# jeep comanche



## westernboy16 (Nov 2, 2005)

any one plow with a 1985-1990 jeep comanche


----------



## ICindrich (Dec 21, 2005)

My plow came off of a jeep cherokee, which is basicly a comache with half a frame, and the previous owner said that it plowed pretty good. Beware of those older 242 straight sixes though, I've seen a bunch of them with phantom overheating problems.


----------



## addicted (Dec 13, 2005)

Don't worry about the straight 6. it wasn't available until 87 and that was/still is a fantastic motor. You want to avoid at all costs the 2.8 V6.


----------



## Plowlikehell (Nov 29, 2004)

Here is my Cherokee pushing slush









The plow setup is off a YJ

Sorry for how small it is, my buddy filmed it with a cell phone. Plus I wasnt going that fast.


----------



## Northman (Feb 6, 2005)

Heres my 1980 cherokee plowing. Is the commanche the J20 truck? There is a guy wanting to buy my northman plow setup to put on a J20 1980 model. I have a 258 6cyl in it with 81k and never have had over heating problems.
http://www.plowsite.com/attachment.php?attachmentid=9371&d=1107720326 Go Rusty Go


----------



## Stuffdeer (Dec 26, 2005)

So now it is a Dodge Dakota and A commanche?


----------



## SnoFarmer (Oct 15, 2004)

Stuffdeer said:


> So now it is a Dodge Dakota and A commanche?


You forgot about the, F250, F350 diesel, Bronco, Bobcat, Polaris Ranger and the Dodge 2500 diesel.:waving:
And his grampa wants a GMC....


----------



## Northman (Feb 6, 2005)

*Opps*

My bad, just looked at the years the poster stated, 85-90 the small downsized years. Not the real Jeep years.


----------



## westernboy16 (Nov 2, 2005)

i want to know if the jeep camanche (TRUCK) would be a good plow truck basing off of my dad he owned a jeep comanche and loved it then he went to a 1993 dodge dakota it was a good truck but some problems they said would happen. (none with plows) so dont know how they would handle a plow


----------



## DeereFarmer (Dec 12, 2005)

SnoFarmer said:


> And his grampa wants a GMC....


...and a semi!:waving:


----------



## Sawboy (Dec 18, 2005)

Does the color matter. Oh, and I assume it's ok if it's 2wd, because you might convert it. Of course, an allison trans is a must as well. :salute:


----------



## watchamakalit (Jan 11, 2004)

My first plow truck was an 88 comanche. I really wish I still had it. throw a set of bfg at tires on it and some ballast in the back and a 7' blade on it and never look back. Mine would stall the truck in 4low before it would spin a tire. And it took a pile made by a loader to stop it. Wish I never would have sold that truck and want to find another. However if you are a really big guy I would advise against it. There isn't as much interior room as in a full size truck.


----------



## westernboy16 (Nov 2, 2005)

HEY watchamakalit

did u have any problems with the comanche. if so what were they. pros and cons of the truck with the plow.


----------



## PLOWMAN45 (Jul 2, 2003)

the 242 has carb problems


----------



## watchamakalit (Jan 11, 2004)

For the years he is looking at he won't have to worry about carb. Everything he will find will be fuel injected. The 242 aka 4.0L never came carberated. The predessesor (258ci) did come carberated and did have some issues. 

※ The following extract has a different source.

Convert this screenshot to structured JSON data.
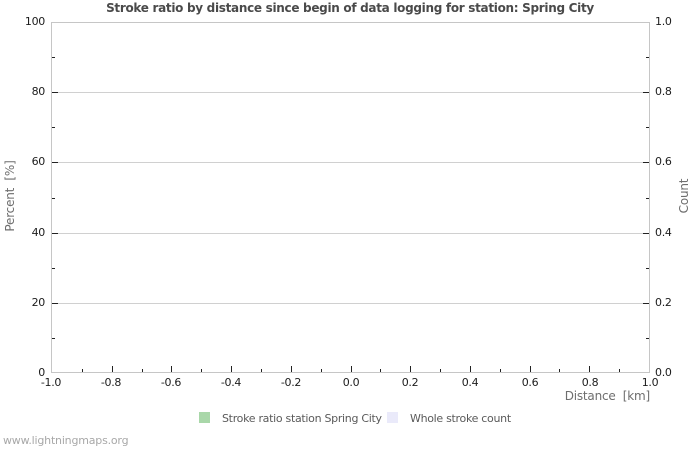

I really honestly have no complaints about my comanche. The only thing I could have asked for was more interior space. I only had a 6.5' plow on mine. I kinda wish I had a 7' on it. It is like any other truck, take care of it and it will take care of you. But if you neglect it, it will neglect you.


----------



## westernboy16 (Nov 2, 2005)

hey thanks all i was really happy yo here that people actually plowed with them. just one problem is that they are very hard to come by the closest one to minnesota is like 300 miles away. THAXS again


----------



## PLOWMAN45 (Jul 2, 2003)

my bad thats right


----------



## Greensway (Nov 2, 2002)

I bought one new in 1988, put a 2 meter meyer on it.
That one was a great plow truck! Like someone said, it would move anything in front of it.
The only problems it had were blowing serpentine belts in 2 ft. snow!
Left real good dents in the hood too!
Got real good at replacing quick - it was always blowing snow when it happened.
I wish there were Blizzard plows back then.. it would have been a real terror with a 810!


----------